Gerade vor dem Hintergrund der aktuellen Ereignisse erscheint mir Johannes Rau wie ein Relikt längst vergangener Epochen. Das "Allgemeinwohl" war für ihn noch kein überholter Begriff, gesellschaftliche Solidarität kein Muster ohne Wert und ein guter Kompromiss galt ihm mehr als ein verlustreicher Sieg.
In den USA des Donald Trump kann man momentan sehen, wohin es führen kann, wenn Politikern diese Orientierung fehlt. Um ins Weiße Haus einziehen zu können, hat sich dort der Präsident zur Geisel von Gruppen gemacht, zu denen sogar rechtsextreme Terroristen gehören. Die Folge: Statt mit klaren Worten einem weißen Rassismus entgegenzutreten, der einmal mehr Menschenleben kostete, konnte Trump an diesem Wochenende zunächst nur allgemein die Gewalt "auf vielen Seiten" verurteilen und billige Betroffenheit bekunden – "Charlottesville sad!". In dem Versuch, den rechten Flügel seiner Anhängerschaft nicht zu verprellen, vertiefte er damit den Graben, der sich mittlerweile kaum überbrückbar durch die amerikanische Gesellschaft zieht.
Zu versöhnen statt zu spalten, dieses Talent scheint dem Politiker Trump nicht gegeben zu sein; weder im eigenen Land, noch im Konflikt mit Nordkorea oder im Fall Venezuela, wo er ja ebenfalls mit militärischem Eingreifen gedroht hat.

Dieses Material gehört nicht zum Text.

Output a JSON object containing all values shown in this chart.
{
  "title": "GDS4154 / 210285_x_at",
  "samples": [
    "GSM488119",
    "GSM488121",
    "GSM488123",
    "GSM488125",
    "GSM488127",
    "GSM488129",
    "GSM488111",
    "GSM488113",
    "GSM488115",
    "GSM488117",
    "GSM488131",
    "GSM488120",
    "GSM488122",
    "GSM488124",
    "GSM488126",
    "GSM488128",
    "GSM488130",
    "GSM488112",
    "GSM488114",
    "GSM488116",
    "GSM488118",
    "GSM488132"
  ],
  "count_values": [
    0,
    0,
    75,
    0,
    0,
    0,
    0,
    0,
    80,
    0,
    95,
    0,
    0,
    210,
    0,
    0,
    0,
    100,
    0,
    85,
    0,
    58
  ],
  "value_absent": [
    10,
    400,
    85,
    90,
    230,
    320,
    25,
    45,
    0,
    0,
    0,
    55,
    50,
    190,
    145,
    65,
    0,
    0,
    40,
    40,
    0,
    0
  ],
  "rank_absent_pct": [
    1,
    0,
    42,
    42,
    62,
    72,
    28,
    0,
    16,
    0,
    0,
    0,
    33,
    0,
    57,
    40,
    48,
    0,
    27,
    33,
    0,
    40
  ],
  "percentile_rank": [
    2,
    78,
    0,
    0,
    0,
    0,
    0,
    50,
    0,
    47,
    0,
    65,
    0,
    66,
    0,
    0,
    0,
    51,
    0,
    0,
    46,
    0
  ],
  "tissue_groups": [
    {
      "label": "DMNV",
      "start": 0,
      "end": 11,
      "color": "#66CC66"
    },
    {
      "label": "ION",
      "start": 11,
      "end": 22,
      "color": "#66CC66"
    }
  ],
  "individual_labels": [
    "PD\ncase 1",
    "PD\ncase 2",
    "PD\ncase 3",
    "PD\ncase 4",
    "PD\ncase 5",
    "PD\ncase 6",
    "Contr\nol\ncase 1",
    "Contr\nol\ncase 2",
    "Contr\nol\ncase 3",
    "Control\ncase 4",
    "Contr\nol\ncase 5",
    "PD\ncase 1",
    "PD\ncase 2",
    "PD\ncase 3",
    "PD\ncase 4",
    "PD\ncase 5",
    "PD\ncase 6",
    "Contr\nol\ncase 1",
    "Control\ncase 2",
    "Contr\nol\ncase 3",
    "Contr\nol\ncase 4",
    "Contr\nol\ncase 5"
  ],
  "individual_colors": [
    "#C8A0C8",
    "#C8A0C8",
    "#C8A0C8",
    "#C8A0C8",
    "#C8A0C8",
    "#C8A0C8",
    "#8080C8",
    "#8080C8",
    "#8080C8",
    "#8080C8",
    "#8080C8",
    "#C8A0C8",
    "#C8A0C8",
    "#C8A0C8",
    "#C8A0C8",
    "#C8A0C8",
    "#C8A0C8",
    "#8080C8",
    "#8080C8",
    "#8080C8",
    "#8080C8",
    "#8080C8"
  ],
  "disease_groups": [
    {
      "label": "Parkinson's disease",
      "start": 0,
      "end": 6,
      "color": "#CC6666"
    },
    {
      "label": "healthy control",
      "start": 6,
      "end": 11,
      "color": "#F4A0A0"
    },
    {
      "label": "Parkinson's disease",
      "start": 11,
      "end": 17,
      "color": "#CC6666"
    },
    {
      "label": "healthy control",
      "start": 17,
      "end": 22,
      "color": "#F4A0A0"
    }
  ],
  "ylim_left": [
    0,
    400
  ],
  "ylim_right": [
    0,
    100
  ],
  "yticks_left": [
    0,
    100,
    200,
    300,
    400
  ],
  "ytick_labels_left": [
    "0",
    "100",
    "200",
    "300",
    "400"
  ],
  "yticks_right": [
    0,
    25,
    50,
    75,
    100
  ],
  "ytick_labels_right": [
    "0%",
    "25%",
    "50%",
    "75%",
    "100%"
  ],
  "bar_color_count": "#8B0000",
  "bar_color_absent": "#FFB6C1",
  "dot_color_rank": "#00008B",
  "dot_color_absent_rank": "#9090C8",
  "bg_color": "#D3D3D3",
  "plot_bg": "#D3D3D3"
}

Ihm seinen Kollegen Rau für einen präsidialen Fernkurs in Sachen Beziehungsmanagement zu empfehlen, dafür ist es leider zu spät, aber vielleicht könnte er wenigstens einen schnellen Blick in die Bibel werfen, auf die er im Januar seinen Amtseid abgelegt hat. Mein Tipp: Matthäus 5,9 mit der Verheißung "Selig, die Frieden stiften; denn sie werden Söhne Gottes genannt werden." Immerhin ein Titel, der einen Donald Trump durchaus reizen könnte. Und wenn er ihn sich wirklich verdiente, hätten wir sogar alle etwas davon.